Who needed free will anyways, when you had Dr Dave and Priest Wisdom.
The English rivalling the quality of Nigeration oil princes was very convincing and everyone should send a message to the very dubious e-mail address they left behind. Though they made a slight mistake.
Nobody reading novels on WN had a girlfriend or a boyfriend. Not even the best black magic or the supreme voodoo love spells from Priest Wisdom could change the fact, that everyone on this site was destined to be single till the end of time.
My readers and I thank the author XimenoideX once more for the very special reviews he gave us. May he be blessed with even more weirdos.
Oh and then some other author, whose name I totally forgot, did send me a message from another site trying to get him to join their site with crazy new signing bonuses.
Our dear writer, of course, could not read English and decided to simply keep the 5-star review.
It would take much more to win over a writer of his quality. But since getting them a friend of any kind would involve human trafficking, they would never be won over by mere promises of money.
Now, I remember their name... it was Little Timmy. Little Timmy, the best cultivation writer, the former ruler of planet Earth, it was that Little Timmy. That Little Timmy that would someday be the almighty king of everything in existence.
The last bit had nothing to do with the review itself, I just thought it was worthy of pointing out. Else we forgot about everyone's role model. And nobody can sleep on our legendary author...
Never mind, let's forget the phrasing just now.
The previous sentences actually were just a fabrication of your mind and clearly not anything illegal to write about like an abusive suicidal hamster.
Damn it, I forgot to give people a trigger warning for such a dangerous thing.
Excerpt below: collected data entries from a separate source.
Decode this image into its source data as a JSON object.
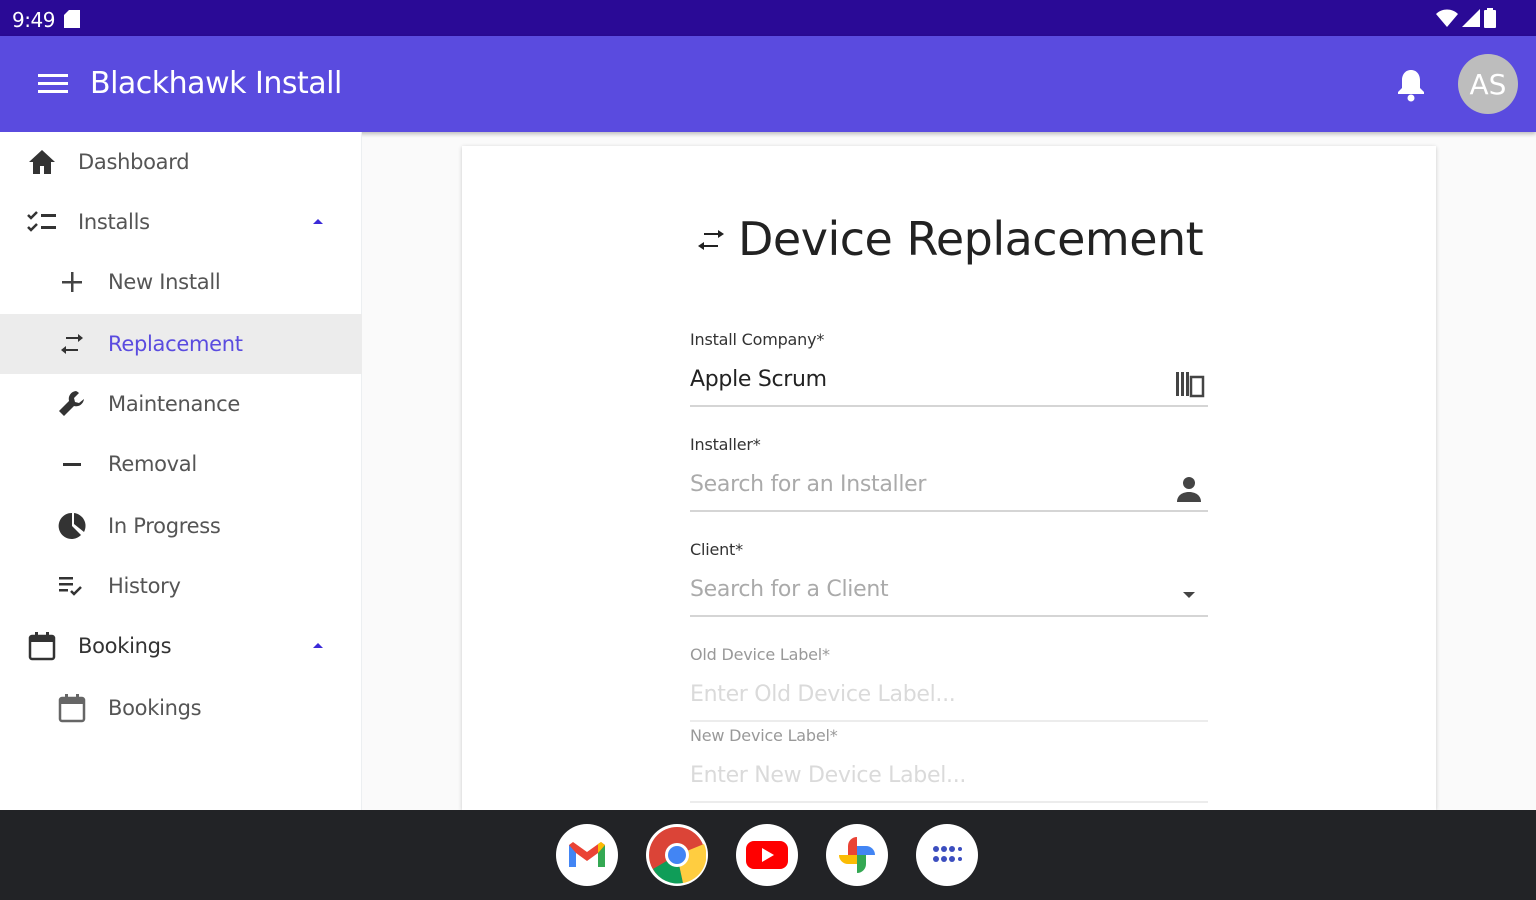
{
  "statusbar": {
    "time": "9:49"
  },
  "appbar": {
    "title": "Blackhawk Install",
    "avatar_initials": "AS"
  },
  "sidebar": {
    "items": [
      {
        "label": "Dashboard",
        "icon": "home-icon"
      },
      {
        "label": "Installs",
        "icon": "checklist-icon",
        "expanded": true
      },
      {
        "label": "New Install",
        "icon": "plus-icon"
      },
      {
        "label": "Replacement",
        "icon": "swap-icon",
        "active": true
      },
      {
        "label": "Maintenance",
        "icon": "wrench-icon"
      },
      {
        "label": "Removal",
        "icon": "minus-icon"
      },
      {
        "label": "In Progress",
        "icon": "pie-icon"
      },
      {
        "label": "History",
        "icon": "history-list-icon"
      },
      {
        "label": "Bookings",
        "icon": "calendar-icon",
        "expanded": true
      },
      {
        "label": "Bookings",
        "icon": "calendar-icon"
      }
    ]
  },
  "form": {
    "title": "Device Replacement",
    "install_company": {
      "label": "Install Company*",
      "value": "Apple Scrum"
    },
    "installer": {
      "label": "Installer*",
      "placeholder": "Search for an Installer"
    },
    "client": {
      "label": "Client*",
      "placeholder": "Search for a Client"
    },
    "old_device": {
      "label": "Old Device Label*",
      "placeholder": "Enter Old Device Label..."
    },
    "new_device": {
      "label": "New Device Label*",
      "placeholder": "Enter New Device Label..."
    }
  },
  "dock": {
    "apps": [
      "gmail-icon",
      "chrome-icon",
      "youtube-icon",
      "photos-icon",
      "app-launcher-icon"
    ]
  },
  "colors": {
    "status_bar": "#2a0a96",
    "app_bar": "#5a4bdf",
    "accent": "#5a4bdf",
    "taskbar": "#222326"
  }
}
For those, who had a panic attack upon reading about abusi*e suici*al hams*ers, I do apologize and ask for your forgiveness.
And, this was not a joke there was a trigger warning about hamsters... Yes, the WN writer rules contained a trigger warning─specifically for hamsters.
What had the world come to???
What led to the creation of a trigger warning for hamsters of all things... I don't even want to know. If it was enough for WN standards, then my poor psyche was not built to handle that kind of cursed knowledge.
My innocence was far more important than understanding what these hamsters had to endure before these rules were formed to protect them from harm.
But ever since, the hamsters had been safe from the clutches of the evil authors, who had done unspeakable things to them. I have a theory myself: they must have forced them to wear school girl uniforms and other humiliating outfits.
This kind of cruelty was only matched by their sadistic desire to share these embarrassing photos online. Now their shame had been immortalized on the Internet for all of eternity.
These pesky humans had the gall to call such a thing "cute", how dare they?
Only after the tragedy of Freddie the King of hamster kind did things finally change. Its death of pure shame, after seeing its noble figure dressed up as a pink-haired anime girl, caused riots all over the WN site.
The uprising of guinea pigs rippled all over the novel world.
Countless clashes between the moderators and desperate hamsters later, a peace treaty was finally formed. The furries had regained the freedom they deserved.
Since that very day, people gotta give a trigger warning for any story involving hamsters...or so I have heard.